In order to simplify calculations we introduce:

\begin{align*} H_k(z)=\frac{1-z^k}{1-z} \end{align*}

We use the coefficient of operator $[z^n]$ to denote the coefficient of $z^n$ of the corresponding generating function and so we can conclude:

Result: The number of $x$ $0$s and $y$ $1$s of strings of length $n=x+y$ containing runs of at most $k_1$ $0$s and at most $k_2$ $1$s is the coefficient of $[u^xw^y]$ in $G(u,w)$ with

\begin{align*} [u^xw^y]G(u,w)&=[u^xw^y]\frac{H_{k_1+1}(u)H_{k_2+1}(w)}{1-uwH_{k_1}(u)H_{k_2}(w)}\tag{5}\\ &=[u^xw^y]{H_{k_1+1}(u)H_{k_2+1}(w)}\\ &\qquad\qquad\cdot\sum_{n\geq 0}(uw)^n\left(H_{k_1}(u)\right)^n\left(H_{k_2}(w)\right)^n \end{align*}

The coefficients $[u^x]$ and $[w^y]$ can be calculated separately due to the (relatively) nice structure of $G(u,w)$. We find

\begin{align*} [u^x]u^n\left(H_{k_1}(u)\right)^n&=[u^x]u^n\left(\frac{1-u^{k_1}}{1-u}\right)^n\\ &=[u^{x-n}]\sum_{j=0}^{n}\binom{n}{j}(-u)^{k_1j}\sum_{l\geq 0}\binom{-n}{l}(-u)^l\\ &=[u^{x-n}]\sum_{j=0}^{n}\binom{n}{j}(-u)^{k_1j}\sum_{l\geq 0}\binom{n+l-1}{l}u^l\\ &=\sum_{l\geq 0}\binom{n+l-1}{l}[u^{x-n-l}]\sum_{j=0}^{n}\binom{n}{j}(-u)^{k_1j}\\ &=\sum_{j=0}^{n}(-1)^{k_1j}\binom{n}{j}\binom{n+(x-n-k_1j)-1}{x-n-k_1j}\\ &=\sum_{j=0}^{n}(-1)^{k_1j}\binom{n}{j}\binom{x-k_1j-1}{n-1} \end{align*}

Similar calculations can be used to find the other parts of (5).

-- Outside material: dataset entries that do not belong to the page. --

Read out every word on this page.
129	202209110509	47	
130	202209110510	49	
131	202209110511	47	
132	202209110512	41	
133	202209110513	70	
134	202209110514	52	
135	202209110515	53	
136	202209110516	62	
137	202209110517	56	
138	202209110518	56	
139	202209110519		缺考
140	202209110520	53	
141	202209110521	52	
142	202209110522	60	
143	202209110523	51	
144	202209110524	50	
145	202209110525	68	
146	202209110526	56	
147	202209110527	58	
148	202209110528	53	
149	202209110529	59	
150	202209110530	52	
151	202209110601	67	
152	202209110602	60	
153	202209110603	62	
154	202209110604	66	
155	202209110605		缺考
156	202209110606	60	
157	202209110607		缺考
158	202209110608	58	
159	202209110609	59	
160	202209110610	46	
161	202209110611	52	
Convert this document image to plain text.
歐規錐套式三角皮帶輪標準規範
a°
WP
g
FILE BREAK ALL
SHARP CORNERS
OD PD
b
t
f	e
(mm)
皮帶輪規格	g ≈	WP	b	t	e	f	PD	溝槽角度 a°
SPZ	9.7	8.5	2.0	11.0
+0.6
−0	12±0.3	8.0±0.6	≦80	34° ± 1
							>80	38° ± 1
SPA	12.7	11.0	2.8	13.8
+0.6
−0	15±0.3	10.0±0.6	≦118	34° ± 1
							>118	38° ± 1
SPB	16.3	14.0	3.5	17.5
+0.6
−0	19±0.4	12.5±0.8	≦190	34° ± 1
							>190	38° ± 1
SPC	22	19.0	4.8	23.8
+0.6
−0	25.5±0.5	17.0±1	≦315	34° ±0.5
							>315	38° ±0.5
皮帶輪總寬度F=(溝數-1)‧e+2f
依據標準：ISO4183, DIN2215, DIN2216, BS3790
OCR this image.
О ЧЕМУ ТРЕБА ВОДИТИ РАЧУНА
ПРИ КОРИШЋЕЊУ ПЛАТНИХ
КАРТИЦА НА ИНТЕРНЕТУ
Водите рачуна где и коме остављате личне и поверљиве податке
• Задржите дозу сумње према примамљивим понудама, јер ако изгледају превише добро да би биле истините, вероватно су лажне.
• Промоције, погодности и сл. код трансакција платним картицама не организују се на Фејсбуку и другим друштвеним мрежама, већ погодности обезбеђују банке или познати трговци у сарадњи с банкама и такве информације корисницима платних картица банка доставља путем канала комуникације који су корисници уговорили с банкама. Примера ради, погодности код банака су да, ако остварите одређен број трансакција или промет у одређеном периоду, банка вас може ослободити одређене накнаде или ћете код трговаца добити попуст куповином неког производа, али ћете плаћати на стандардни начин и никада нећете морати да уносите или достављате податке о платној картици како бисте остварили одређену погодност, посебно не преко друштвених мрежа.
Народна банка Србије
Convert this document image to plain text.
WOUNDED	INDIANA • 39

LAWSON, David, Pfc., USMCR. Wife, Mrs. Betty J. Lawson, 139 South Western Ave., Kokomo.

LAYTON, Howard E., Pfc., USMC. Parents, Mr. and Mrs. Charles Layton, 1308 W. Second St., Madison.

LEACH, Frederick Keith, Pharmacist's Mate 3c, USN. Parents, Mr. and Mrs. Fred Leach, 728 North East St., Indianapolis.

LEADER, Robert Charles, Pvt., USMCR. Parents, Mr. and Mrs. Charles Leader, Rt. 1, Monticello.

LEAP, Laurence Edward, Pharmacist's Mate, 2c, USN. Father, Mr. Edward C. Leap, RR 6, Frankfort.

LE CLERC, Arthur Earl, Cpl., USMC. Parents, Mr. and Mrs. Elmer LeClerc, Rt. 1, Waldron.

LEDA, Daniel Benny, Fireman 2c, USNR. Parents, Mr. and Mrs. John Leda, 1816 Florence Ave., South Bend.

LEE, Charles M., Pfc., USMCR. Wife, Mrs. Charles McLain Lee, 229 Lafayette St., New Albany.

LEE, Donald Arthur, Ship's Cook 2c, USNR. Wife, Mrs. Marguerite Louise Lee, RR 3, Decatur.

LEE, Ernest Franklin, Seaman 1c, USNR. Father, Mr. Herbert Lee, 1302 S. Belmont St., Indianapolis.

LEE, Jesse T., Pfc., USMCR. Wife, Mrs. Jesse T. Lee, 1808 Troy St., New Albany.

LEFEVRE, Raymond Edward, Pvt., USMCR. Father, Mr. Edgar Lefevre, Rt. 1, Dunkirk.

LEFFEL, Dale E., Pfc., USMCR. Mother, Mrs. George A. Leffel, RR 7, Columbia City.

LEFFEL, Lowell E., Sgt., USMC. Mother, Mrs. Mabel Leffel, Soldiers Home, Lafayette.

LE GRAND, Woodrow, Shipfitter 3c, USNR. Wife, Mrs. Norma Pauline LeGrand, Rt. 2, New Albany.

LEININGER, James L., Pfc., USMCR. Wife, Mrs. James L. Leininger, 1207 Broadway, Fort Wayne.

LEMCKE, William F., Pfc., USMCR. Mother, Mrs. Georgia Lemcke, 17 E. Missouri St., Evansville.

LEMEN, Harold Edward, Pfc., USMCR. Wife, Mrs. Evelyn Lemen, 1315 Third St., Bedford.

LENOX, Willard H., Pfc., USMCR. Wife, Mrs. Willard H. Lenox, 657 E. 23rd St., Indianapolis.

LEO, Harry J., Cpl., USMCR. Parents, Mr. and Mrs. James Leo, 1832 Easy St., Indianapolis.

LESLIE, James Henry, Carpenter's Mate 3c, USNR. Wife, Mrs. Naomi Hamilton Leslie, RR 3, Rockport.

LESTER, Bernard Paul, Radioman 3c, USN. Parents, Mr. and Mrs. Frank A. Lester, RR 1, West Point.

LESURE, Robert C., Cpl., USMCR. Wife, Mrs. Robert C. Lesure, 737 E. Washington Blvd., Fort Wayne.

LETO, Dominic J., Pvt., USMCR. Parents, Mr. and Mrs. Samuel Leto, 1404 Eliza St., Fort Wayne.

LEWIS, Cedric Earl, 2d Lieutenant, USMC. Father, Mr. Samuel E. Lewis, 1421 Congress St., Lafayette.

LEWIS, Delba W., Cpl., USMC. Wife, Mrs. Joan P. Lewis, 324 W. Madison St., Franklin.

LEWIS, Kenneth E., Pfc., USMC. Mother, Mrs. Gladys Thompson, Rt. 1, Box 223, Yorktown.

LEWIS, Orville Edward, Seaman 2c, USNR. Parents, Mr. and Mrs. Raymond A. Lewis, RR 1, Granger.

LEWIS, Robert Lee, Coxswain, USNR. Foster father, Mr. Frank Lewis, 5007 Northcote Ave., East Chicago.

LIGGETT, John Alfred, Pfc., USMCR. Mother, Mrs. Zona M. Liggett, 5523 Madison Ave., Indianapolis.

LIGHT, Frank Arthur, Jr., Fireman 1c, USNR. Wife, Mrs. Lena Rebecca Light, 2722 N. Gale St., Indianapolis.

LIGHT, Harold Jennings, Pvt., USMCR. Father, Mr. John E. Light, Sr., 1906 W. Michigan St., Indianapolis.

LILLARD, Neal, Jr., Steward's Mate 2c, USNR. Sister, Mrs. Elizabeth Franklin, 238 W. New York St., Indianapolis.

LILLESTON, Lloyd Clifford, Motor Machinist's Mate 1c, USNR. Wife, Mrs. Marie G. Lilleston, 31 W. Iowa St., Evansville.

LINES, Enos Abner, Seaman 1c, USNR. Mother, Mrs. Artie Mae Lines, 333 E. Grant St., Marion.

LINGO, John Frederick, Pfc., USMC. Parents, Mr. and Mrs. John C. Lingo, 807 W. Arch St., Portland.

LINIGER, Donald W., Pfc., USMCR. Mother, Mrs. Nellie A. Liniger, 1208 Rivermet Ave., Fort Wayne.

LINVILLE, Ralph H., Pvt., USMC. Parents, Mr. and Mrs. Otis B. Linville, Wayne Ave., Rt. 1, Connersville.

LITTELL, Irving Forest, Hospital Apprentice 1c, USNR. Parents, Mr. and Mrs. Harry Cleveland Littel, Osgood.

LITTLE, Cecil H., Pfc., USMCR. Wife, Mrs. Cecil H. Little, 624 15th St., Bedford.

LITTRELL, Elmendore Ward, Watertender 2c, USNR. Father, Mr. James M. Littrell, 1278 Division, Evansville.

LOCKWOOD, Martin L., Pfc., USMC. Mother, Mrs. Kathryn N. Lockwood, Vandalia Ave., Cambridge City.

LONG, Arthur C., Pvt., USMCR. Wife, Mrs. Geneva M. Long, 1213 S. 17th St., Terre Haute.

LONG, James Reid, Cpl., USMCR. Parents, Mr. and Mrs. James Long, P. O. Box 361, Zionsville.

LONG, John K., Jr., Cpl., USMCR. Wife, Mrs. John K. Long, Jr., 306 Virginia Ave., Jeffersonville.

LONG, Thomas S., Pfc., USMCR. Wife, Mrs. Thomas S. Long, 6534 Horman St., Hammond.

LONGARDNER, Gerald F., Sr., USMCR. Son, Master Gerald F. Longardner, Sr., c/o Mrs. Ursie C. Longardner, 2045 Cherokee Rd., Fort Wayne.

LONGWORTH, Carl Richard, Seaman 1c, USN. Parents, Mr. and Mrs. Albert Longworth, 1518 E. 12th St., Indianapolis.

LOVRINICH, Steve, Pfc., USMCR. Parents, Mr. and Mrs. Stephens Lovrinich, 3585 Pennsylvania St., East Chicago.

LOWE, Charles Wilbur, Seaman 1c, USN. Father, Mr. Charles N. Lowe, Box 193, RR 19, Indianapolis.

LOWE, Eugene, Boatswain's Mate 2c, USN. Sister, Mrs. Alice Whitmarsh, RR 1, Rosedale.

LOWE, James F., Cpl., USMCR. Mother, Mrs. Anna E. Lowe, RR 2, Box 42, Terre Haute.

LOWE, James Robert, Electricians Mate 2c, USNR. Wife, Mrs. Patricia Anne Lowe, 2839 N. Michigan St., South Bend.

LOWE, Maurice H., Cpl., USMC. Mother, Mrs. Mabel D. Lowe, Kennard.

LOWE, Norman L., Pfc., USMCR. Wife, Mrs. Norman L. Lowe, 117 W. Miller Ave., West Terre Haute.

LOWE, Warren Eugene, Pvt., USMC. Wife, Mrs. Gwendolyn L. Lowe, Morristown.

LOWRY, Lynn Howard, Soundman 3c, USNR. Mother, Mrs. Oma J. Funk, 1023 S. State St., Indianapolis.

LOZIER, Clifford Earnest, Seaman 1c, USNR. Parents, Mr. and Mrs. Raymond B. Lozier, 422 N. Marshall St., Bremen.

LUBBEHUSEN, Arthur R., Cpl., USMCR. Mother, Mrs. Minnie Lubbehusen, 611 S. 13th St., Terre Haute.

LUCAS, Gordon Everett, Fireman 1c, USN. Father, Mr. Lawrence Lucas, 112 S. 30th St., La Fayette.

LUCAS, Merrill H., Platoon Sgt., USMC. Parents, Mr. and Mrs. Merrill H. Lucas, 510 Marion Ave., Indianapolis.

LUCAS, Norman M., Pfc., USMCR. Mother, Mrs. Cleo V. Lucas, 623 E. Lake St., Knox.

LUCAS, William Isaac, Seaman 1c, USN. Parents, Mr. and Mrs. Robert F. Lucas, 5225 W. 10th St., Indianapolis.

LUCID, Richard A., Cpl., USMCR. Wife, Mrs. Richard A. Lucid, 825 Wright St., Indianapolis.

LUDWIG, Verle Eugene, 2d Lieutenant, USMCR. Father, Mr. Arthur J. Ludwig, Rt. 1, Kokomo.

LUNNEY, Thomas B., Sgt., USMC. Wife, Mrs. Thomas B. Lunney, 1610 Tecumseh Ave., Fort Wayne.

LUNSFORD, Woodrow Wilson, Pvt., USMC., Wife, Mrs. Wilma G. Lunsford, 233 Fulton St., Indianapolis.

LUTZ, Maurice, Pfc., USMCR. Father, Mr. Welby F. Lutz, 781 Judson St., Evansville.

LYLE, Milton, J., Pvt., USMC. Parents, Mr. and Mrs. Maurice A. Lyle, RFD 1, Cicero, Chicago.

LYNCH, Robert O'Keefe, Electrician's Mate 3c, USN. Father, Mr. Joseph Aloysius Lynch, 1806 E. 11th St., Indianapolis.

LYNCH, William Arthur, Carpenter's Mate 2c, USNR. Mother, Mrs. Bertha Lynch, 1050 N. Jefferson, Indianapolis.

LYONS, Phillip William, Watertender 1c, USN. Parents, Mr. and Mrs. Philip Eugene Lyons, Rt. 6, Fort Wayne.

Simplification: If we consider the simplified problem of counting the number of runs of length at most $k$ in a binary alphabet, we can use a univariate generating function based upon (3) and (4).

  • The symbolic equation (3) simplifies to

\begin{align*} \text{SEQ}^{\leq k}(1)\text{SEQ}\left(0\text{SEQ}^{\leq k-1}(0)1\text{SEQ}^{\leq k-1}(1)\right)\text{SEQ}^{\leq k}(0) \end{align*}

  • and instead of $G(u,w)$ in (4) we can write:

\begin{align*} \widetilde{G}(u)&=\frac{\left(\frac{1-u^{k+1}}{1-u}\right)^2}{1-\left(u\frac{1-u^{k}}{1-u}\right)^2}\\ &=\frac{1-u^{k+1}}{1-2u+u^{k+1}}\\ \end{align*}

Reference: The generating function $\widetilde{G}(u)$ is Example 1.10 in Analytic Combinatorics the classic from P. Flajolet and R. Sedgewick. The symbolic method is described there in section I.1 and I.2.